Através de minha voz, peço aos senhores e senhoras que ouçam a voz de Manoel Matos, advogado, defensor de direitos humanos, assassinado em 2009 por lutar contra a corrupção e a injustiça na região nordeste, a mais pobre do Brasil;a voz da juíza Patrícia Acioli, executada a mando de um coronel da polícia militar por ter tido a coragem de processar altos oficiais da polícia por crimes cometidos;a voz de Benedito Roberto Barbosa (Dito), advogado criminalizado por defender o direito à moradia das famílias de baixa renda; a voz de Marinalva Santana, perseguida por lutar pelo direito de existir como homossexual;a voz de Luíz Couto, deputado federal, jurado de morte por denunciar oficiais da Policia Militar envolvidos em grupos de extermínio na Região Nordeste; a voz dos mais de 700 defensores de direitos humanos e lideranças sociais ameaçados de morte no Brasil.
•Outro dia uma colega do programa para defensores em risco, na Universidade de York, me perguntou quando comecei a trabalhar como defensora dos direitos humanos.Respondi que foi quando, ainda adolescente, vindo de uma das milhares de famílias que viviam em situação de exclusão social, morando em uma das periferias mais pobres e violentas da cidade de São Paulo, Brasil, comecei a me fazer umas perguntas: “Por que passamos necessidade em casa quando a patroa de minha mãe joga comida fora?Por que a polícia nos trata com arrogância, invade as casas, tortura e mata, quando deveria nos defender?Por que meus pais ganham tão pouco quando trabalham tanto?Por que tanta desigualdade?”. Essas e muitas outras perguntas fizeram com que eu assumisse o compromisso de lutar por um mundo onde a vida – incluindo a dos pobres – possa ser mais importante que o lucro, o poder e as coisas materiais.

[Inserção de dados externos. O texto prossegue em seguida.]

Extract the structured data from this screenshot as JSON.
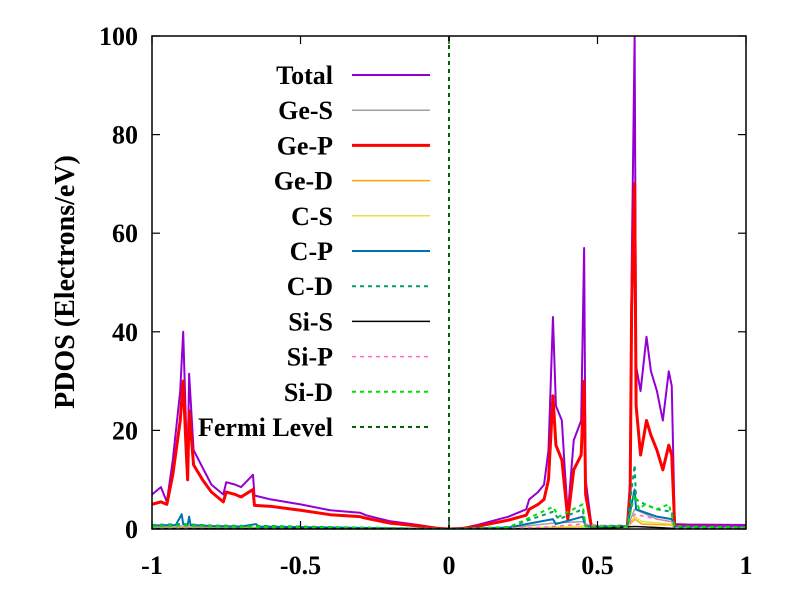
{
  "chart_data": {
    "type": "line",
    "title": "",
    "xlabel": "",
    "ylabel": "PDOS (Electrons/eV)",
    "xlim": [
      -1,
      1
    ],
    "ylim": [
      0,
      100
    ],
    "x_ticks": [
      -1,
      -0.5,
      0,
      0.5,
      1
    ],
    "x_tick_labels": [
      "-1",
      "-0.5",
      "0",
      "0.5",
      "1"
    ],
    "y_ticks": [
      0,
      20,
      40,
      60,
      80,
      100
    ],
    "y_tick_labels": [
      "0",
      "20",
      "40",
      "60",
      "80",
      "100"
    ],
    "grid": false,
    "legend_position": "upper-left",
    "fermi_level_x": 0,
    "series": [
      {
        "name": "Total",
        "color": "#9400d3",
        "dash": "solid",
        "width": 2,
        "points": [
          [
            -1,
            7
          ],
          [
            -0.97,
            8.5
          ],
          [
            -0.95,
            5.5
          ],
          [
            -0.93,
            14
          ],
          [
            -0.905,
            28
          ],
          [
            -0.895,
            40
          ],
          [
            -0.885,
            20
          ],
          [
            -0.88,
            12
          ],
          [
            -0.875,
            31.5
          ],
          [
            -0.86,
            16
          ],
          [
            -0.83,
            12.5
          ],
          [
            -0.8,
            9
          ],
          [
            -0.76,
            7
          ],
          [
            -0.75,
            9.5
          ],
          [
            -0.72,
            9
          ],
          [
            -0.7,
            8.5
          ],
          [
            -0.66,
            11
          ],
          [
            -0.655,
            6.8
          ],
          [
            -0.6,
            6
          ],
          [
            -0.5,
            5
          ],
          [
            -0.4,
            3.8
          ],
          [
            -0.3,
            3.3
          ],
          [
            -0.28,
            2.8
          ],
          [
            -0.2,
            1.6
          ],
          [
            -0.1,
            0.8
          ],
          [
            -0.04,
            0.2
          ],
          [
            0,
            0
          ],
          [
            0.05,
            0.2
          ],
          [
            0.1,
            0.9
          ],
          [
            0.2,
            2.5
          ],
          [
            0.26,
            4
          ],
          [
            0.27,
            6
          ],
          [
            0.3,
            7.5
          ],
          [
            0.32,
            9
          ],
          [
            0.335,
            16
          ],
          [
            0.35,
            43
          ],
          [
            0.36,
            25
          ],
          [
            0.38,
            22
          ],
          [
            0.39,
            12
          ],
          [
            0.4,
            3
          ],
          [
            0.42,
            18
          ],
          [
            0.445,
            22
          ],
          [
            0.455,
            57
          ],
          [
            0.46,
            10
          ],
          [
            0.48,
            0.6
          ],
          [
            0.5,
            0.5
          ],
          [
            0.6,
            0.6
          ],
          [
            0.61,
            10
          ],
          [
            0.615,
            52
          ],
          [
            0.625,
            100
          ],
          [
            0.63,
            33
          ],
          [
            0.645,
            28
          ],
          [
            0.665,
            39
          ],
          [
            0.68,
            32
          ],
          [
            0.7,
            28
          ],
          [
            0.72,
            22
          ],
          [
            0.74,
            32
          ],
          [
            0.75,
            29
          ],
          [
            0.76,
            1
          ],
          [
            0.8,
            0.9
          ],
          [
            1,
            0.8
          ]
        ]
      },
      {
        "name": "Ge-S",
        "color": "#a0a0a0",
        "dash": "solid",
        "width": 1.5,
        "points": [
          [
            -1,
            0.4
          ],
          [
            -0.9,
            0.6
          ],
          [
            -0.8,
            0.4
          ],
          [
            -0.6,
            0.3
          ],
          [
            -0.4,
            0.2
          ],
          [
            -0.2,
            0.1
          ],
          [
            0,
            0
          ],
          [
            0.2,
            0.2
          ],
          [
            0.35,
            1.2
          ],
          [
            0.45,
            1.5
          ],
          [
            0.48,
            0.3
          ],
          [
            0.6,
            0.3
          ],
          [
            0.625,
            4
          ],
          [
            0.7,
            2
          ],
          [
            0.75,
            1.5
          ],
          [
            0.76,
            0.3
          ],
          [
            1,
            0.2
          ]
        ]
      },
      {
        "name": "Ge-P",
        "color": "#ff0000",
        "dash": "solid",
        "width": 3,
        "points": [
          [
            -1,
            5
          ],
          [
            -0.97,
            5.5
          ],
          [
            -0.95,
            5
          ],
          [
            -0.93,
            11
          ],
          [
            -0.905,
            22
          ],
          [
            -0.895,
            30
          ],
          [
            -0.885,
            16
          ],
          [
            -0.88,
            10
          ],
          [
            -0.875,
            24
          ],
          [
            -0.86,
            13
          ],
          [
            -0.83,
            10
          ],
          [
            -0.8,
            7.5
          ],
          [
            -0.76,
            5.5
          ],
          [
            -0.75,
            7.5
          ],
          [
            -0.72,
            7
          ],
          [
            -0.7,
            6.5
          ],
          [
            -0.66,
            8
          ],
          [
            -0.655,
            4.8
          ],
          [
            -0.6,
            4.6
          ],
          [
            -0.5,
            3.8
          ],
          [
            -0.4,
            2.9
          ],
          [
            -0.3,
            2.5
          ],
          [
            -0.28,
            2.2
          ],
          [
            -0.2,
            1.2
          ],
          [
            -0.1,
            0.6
          ],
          [
            -0.04,
            0.15
          ],
          [
            0,
            0
          ],
          [
            0.05,
            0.15
          ],
          [
            0.1,
            0.6
          ],
          [
            0.2,
            1.8
          ],
          [
            0.26,
            2.8
          ],
          [
            0.27,
            4
          ],
          [
            0.3,
            5
          ],
          [
            0.32,
            6
          ],
          [
            0.335,
            10
          ],
          [
            0.35,
            27
          ],
          [
            0.36,
            17
          ],
          [
            0.38,
            14
          ],
          [
            0.39,
            8
          ],
          [
            0.4,
            2
          ],
          [
            0.42,
            12
          ],
          [
            0.445,
            15
          ],
          [
            0.455,
            30
          ],
          [
            0.46,
            7
          ],
          [
            0.48,
            0.3
          ],
          [
            0.6,
            0.3
          ],
          [
            0.61,
            8
          ],
          [
            0.615,
            45
          ],
          [
            0.625,
            70
          ],
          [
            0.63,
            25
          ],
          [
            0.645,
            15
          ],
          [
            0.665,
            22
          ],
          [
            0.68,
            19
          ],
          [
            0.7,
            16
          ],
          [
            0.72,
            12
          ],
          [
            0.74,
            17
          ],
          [
            0.75,
            15
          ],
          [
            0.76,
            0.5
          ],
          [
            1,
            0.3
          ]
        ]
      },
      {
        "name": "Ge-D",
        "color": "#ffa500",
        "dash": "solid",
        "width": 1.5,
        "points": [
          [
            -1,
            0.2
          ],
          [
            -0.8,
            0.2
          ],
          [
            -0.4,
            0.1
          ],
          [
            0,
            0
          ],
          [
            0.3,
            0.2
          ],
          [
            0.45,
            0.5
          ],
          [
            0.6,
            0.2
          ],
          [
            0.625,
            2
          ],
          [
            0.65,
            1
          ],
          [
            0.75,
            0.8
          ],
          [
            0.76,
            0.1
          ],
          [
            1,
            0.1
          ]
        ]
      },
      {
        "name": "C-S",
        "color": "#e8e040",
        "dash": "solid",
        "width": 1.5,
        "points": [
          [
            -1,
            0.3
          ],
          [
            -0.8,
            0.3
          ],
          [
            -0.4,
            0.2
          ],
          [
            0,
            0
          ],
          [
            0.3,
            0.3
          ],
          [
            0.45,
            0.6
          ],
          [
            0.6,
            0.3
          ],
          [
            0.625,
            2.5
          ],
          [
            0.65,
            1.5
          ],
          [
            0.75,
            1
          ],
          [
            0.76,
            0.2
          ],
          [
            1,
            0.2
          ]
        ]
      },
      {
        "name": "C-P",
        "color": "#0072b2",
        "dash": "solid",
        "width": 2,
        "points": [
          [
            -1,
            0.7
          ],
          [
            -0.92,
            0.8
          ],
          [
            -0.9,
            3
          ],
          [
            -0.895,
            1
          ],
          [
            -0.88,
            0.8
          ],
          [
            -0.875,
            2.5
          ],
          [
            -0.87,
            0.8
          ],
          [
            -0.8,
            0.6
          ],
          [
            -0.7,
            0.5
          ],
          [
            -0.65,
            1
          ],
          [
            -0.64,
            0.5
          ],
          [
            -0.4,
            0.3
          ],
          [
            -0.2,
            0.15
          ],
          [
            0,
            0
          ],
          [
            0.2,
            0.3
          ],
          [
            0.35,
            2
          ],
          [
            0.36,
            1
          ],
          [
            0.45,
            2.5
          ],
          [
            0.46,
            0.5
          ],
          [
            0.6,
            0.5
          ],
          [
            0.625,
            8
          ],
          [
            0.63,
            4
          ],
          [
            0.7,
            2.5
          ],
          [
            0.75,
            2
          ],
          [
            0.76,
            0.4
          ],
          [
            1,
            0.3
          ]
        ]
      },
      {
        "name": "C-D",
        "color": "#009e73",
        "dash": "dashed",
        "width": 2,
        "points": [
          [
            -1,
            0.8
          ],
          [
            -0.9,
            1
          ],
          [
            -0.8,
            0.7
          ],
          [
            -0.6,
            0.6
          ],
          [
            -0.4,
            0.4
          ],
          [
            -0.2,
            0.2
          ],
          [
            0,
            0
          ],
          [
            0.2,
            0.4
          ],
          [
            0.35,
            3.5
          ],
          [
            0.37,
            2
          ],
          [
            0.45,
            4
          ],
          [
            0.46,
            0.6
          ],
          [
            0.6,
            0.7
          ],
          [
            0.625,
            13
          ],
          [
            0.63,
            6
          ],
          [
            0.66,
            5
          ],
          [
            0.7,
            4
          ],
          [
            0.75,
            3.5
          ],
          [
            0.76,
            0.5
          ],
          [
            1,
            0.4
          ]
        ]
      },
      {
        "name": "Si-S",
        "color": "#000000",
        "dash": "solid",
        "width": 1.5,
        "points": [
          [
            -1,
            0.1
          ],
          [
            -0.5,
            0.1
          ],
          [
            0,
            0
          ],
          [
            0.5,
            0.1
          ],
          [
            0.625,
            0.5
          ],
          [
            0.7,
            0.3
          ],
          [
            0.76,
            0.1
          ],
          [
            1,
            0.1
          ]
        ]
      },
      {
        "name": "Si-P",
        "color": "#ff66cc",
        "dash": "dashed",
        "width": 1.5,
        "points": [
          [
            -1,
            0.2
          ],
          [
            -0.8,
            0.3
          ],
          [
            -0.4,
            0.2
          ],
          [
            0,
            0
          ],
          [
            0.3,
            0.3
          ],
          [
            0.45,
            1
          ],
          [
            0.6,
            0.3
          ],
          [
            0.625,
            3
          ],
          [
            0.7,
            2
          ],
          [
            0.75,
            1.5
          ],
          [
            0.76,
            0.2
          ],
          [
            1,
            0.2
          ]
        ]
      },
      {
        "name": "Si-D",
        "color": "#00e000",
        "dash": "dashed",
        "width": 2,
        "points": [
          [
            -1,
            0.5
          ],
          [
            -0.9,
            0.7
          ],
          [
            -0.8,
            0.5
          ],
          [
            -0.6,
            0.4
          ],
          [
            -0.4,
            0.3
          ],
          [
            -0.2,
            0.15
          ],
          [
            0,
            0
          ],
          [
            0.2,
            0.3
          ],
          [
            0.35,
            4.5
          ],
          [
            0.37,
            2.5
          ],
          [
            0.45,
            5
          ],
          [
            0.46,
            0.5
          ],
          [
            0.6,
            0.5
          ],
          [
            0.625,
            7
          ],
          [
            0.64,
            4
          ],
          [
            0.66,
            5
          ],
          [
            0.7,
            4
          ],
          [
            0.74,
            5
          ],
          [
            0.76,
            0.5
          ],
          [
            1,
            0.3
          ]
        ]
      },
      {
        "name": "Fermi Level",
        "color": "#006400",
        "dash": "dashed",
        "width": 2,
        "points": [
          [
            0,
            0
          ],
          [
            0,
            100
          ]
        ]
      }
    ]
  }
}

•Ao longo dos anos de dedicação à defesa e promoção dos direitos humanos, tenho experimentado na minha própria pele a fúria dos violadores e a fraqueza do Estado.Fui vítima de violência sexual por defender meninas exploradas pelo mercado da prostituição. Sofri calúnias, difamação, atentados contra mim e meus familiares. Fui criminalizada por defender os direitos mais básicos de famílias que vivem nas favelas,por denunciar crimes de tortura e extermínio de adolescentes, por parte de agentes do Estado. Enfim, após sofrer ameaças de morte e sistemáticas invasões no meu local de trabalho, quando eu ocupava o cargo de ombudsman no controle das atividades policiais no Estado da Paraíba, sendo a primeira mulher e defensora de direitos humanos neste cargo, fui obrigada a sair daquela região porque o Estado não podia garantir minha segurança, além de prevaricar ao deixar de investigar os crimes dos quais fui vítima e os crimes que denunciamos.
•Temos, como operadores do direito, alguns importantes desafios pela frente. Quero destacar três que considero mais relevantes. O primeiro é o de enfrentar a impunidade que tem um papel crucial na manutenção da desigualdade social. O segundo é o de incluir na defesa da democracia a luta pelos direitos econômicos, sociais e culturais. O terceiro é democratizar o conhecimento do direito com vistas a empoderar o povo na luta pela promoção e defesa dos direitos humanos.Concluindo, agradeço pela concessão deste prêmio e dedico-o a todas e todos os colegas, no mundo inteiro, que sofrem perseguição por defender os direitos humanos.Caras e caros colegas, vamos lutar juntos pelo direito de defender direitos!Vamos trabalhar o direito a partir dos direitos humanos!Vamos sempre colocar o ser humano no centro e a vida em primeiro lugar!